Les formes conservatrices ou orthodoxes du protestantisme établissent une distinction radicale entre l’Ecriture biblique et la Tradition chrétienne, alors que ses formes progressistes ou libérales vont jusqu’à estomper toute différence entre elles, peut-être dans le sillage du catholicisme romain. Ces deux regards sur ces deux grandeurs fondamentales du christianisme relèvent à la fois de la prise en compte d’une dimension essentielle, et d’une forme de réductionnisme inutile, et nous invitent à articuler plutôt Ecriture et Tradition sous l’angle des relations entre culture et spiritualité.
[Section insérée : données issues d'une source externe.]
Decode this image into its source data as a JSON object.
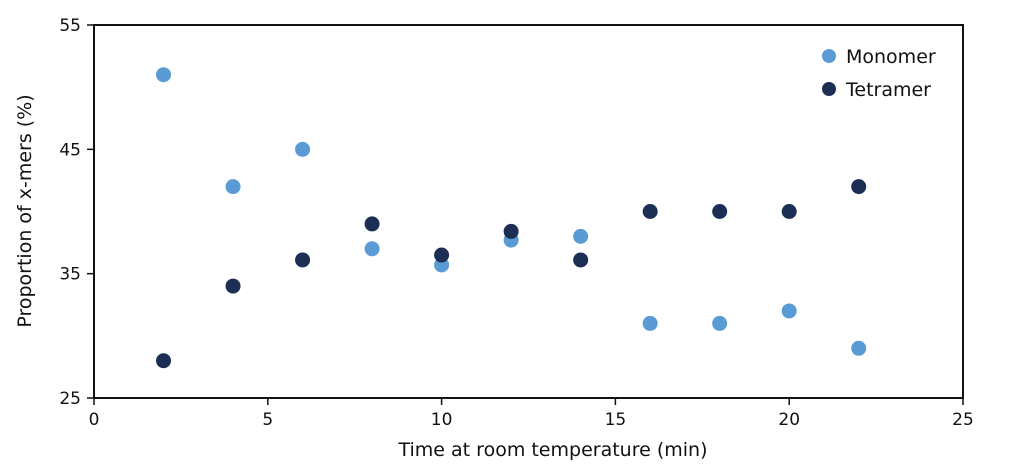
{
  "chart_data": {
    "type": "scatter",
    "title": "",
    "xlabel": "Time at room temperature (min)",
    "ylabel": "Proportion of x-mers (%)",
    "xlim": [
      0,
      25
    ],
    "ylim": [
      25,
      55
    ],
    "xticks": [
      0,
      5,
      10,
      15,
      20,
      25
    ],
    "yticks": [
      25,
      35,
      45,
      55
    ],
    "grid": false,
    "legend_position": "top-right",
    "series": [
      {
        "name": "Monomer",
        "color": "#5b9bd5",
        "x": [
          2,
          4,
          6,
          8,
          10,
          12,
          14,
          16,
          18,
          20,
          22
        ],
        "y": [
          51,
          42,
          45,
          37,
          35.7,
          37.7,
          38,
          31,
          31,
          32,
          29
        ]
      },
      {
        "name": "Tetramer",
        "color": "#1c2e54",
        "x": [
          2,
          4,
          6,
          8,
          10,
          12,
          14,
          16,
          18,
          20,
          22
        ],
        "y": [
          28,
          34,
          36.1,
          39,
          36.5,
          38.4,
          36.1,
          40,
          40,
          40,
          42
        ]
      }
    ]
  }
}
1.Distinguer entre Ecriture et Tradition
Le protestantisme historique classique, et ce qui en subsiste dans le protestantisme évangélique actuel, traçait une frontière nette entre l’Ecriture, considérée comme inspirée, et la Tradition, considérée au mieux comme utile. Une telle distinction est une saine conséquence logique de la doctrine de l’inspiration plénière de l’Ecriture : il convenait et il convient de distinguer entre ce qui nous est donné une fois pour toutes comme procédant de la révélation de l’Esprit, de ce qui ne procède que de l’invention des hommes, fût elle frappée du sceau de la spiritualité la plus authentique ou de la théologie la plus méticuleuse.
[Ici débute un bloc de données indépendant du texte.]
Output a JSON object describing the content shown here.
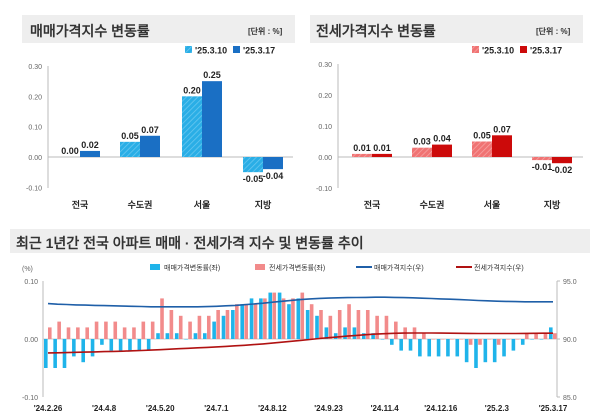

C’est du moins une manière de voir les choses, ou un aspect des relations entre la Bible et la Tradition chrétienne. L’église catholique, dans toute la diversité de son histoire et de ses tendances, paraît au contraire n’avoir rapidement fait qu’une distinction de nuance entre Ecriture et Tradition : on lit dans les travaux du concile de Vatican II à propos de la « Parole de Dieu » une référence à la première comme espèce (c’est-à-dire cas particulier) de la seconde. Le protestantisme traditionnel semble aller dans cette direction également, à travers sa « déconstruction » de l’Ecriture comme texte inspiré.

2.Distinguer entre spiritualité et culture
Sur le plan de l’immanence, il faut en effet reconnaître que la production des textes de l’Ecriture sainte ne paraît pas être de nature différente de celle des autres textes de la Tradition chrétienne : depuis l’avènement de la critique biblique, on reconnaît plus volontiers que le même effort humain de recherche, de compilation, de composition, les mêmes différences de propos, de style, de contexte, peuvent être constatés dans tous les textes, qui ne sont en ce sens que des textes, avec leurs dimensions linguistiques, historiques et culturelles. Même la notion de « canon » existe dans de nombreuses civilisations antiques.
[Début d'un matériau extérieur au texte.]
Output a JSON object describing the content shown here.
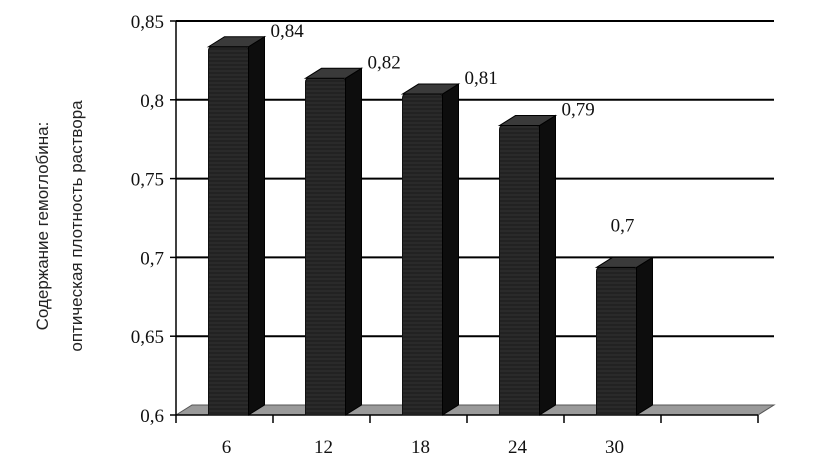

En d’autres termes peut-être, il ne faut pas ici confondre spiritualité et culture. Ceci n’empêche toutefois pas de préserver la distinction sanitaire entre une Ecriture inspirée et une Tradition utile : l’inspiration biblique n’est pas une négation des procédés naturels par lesquels un texte s’écrit et se transmet, mais une affirmation de la conduite providentielle de sa rédaction et de son insertion dans sa propre Tradition elle-même. Inversement, la reconnaissance et la prise en compte de tels procédés n’implique pas en soi d’adopter une forme de naturalisme qui exclut la direction transcendante de l’Esprit dans la constitution d’un canon inspiré. Ici comme ailleurs, les mouvements dialectiques qui marquent l’évolution de la théologie ont tendance à se scléroser dans de fausses antithèses.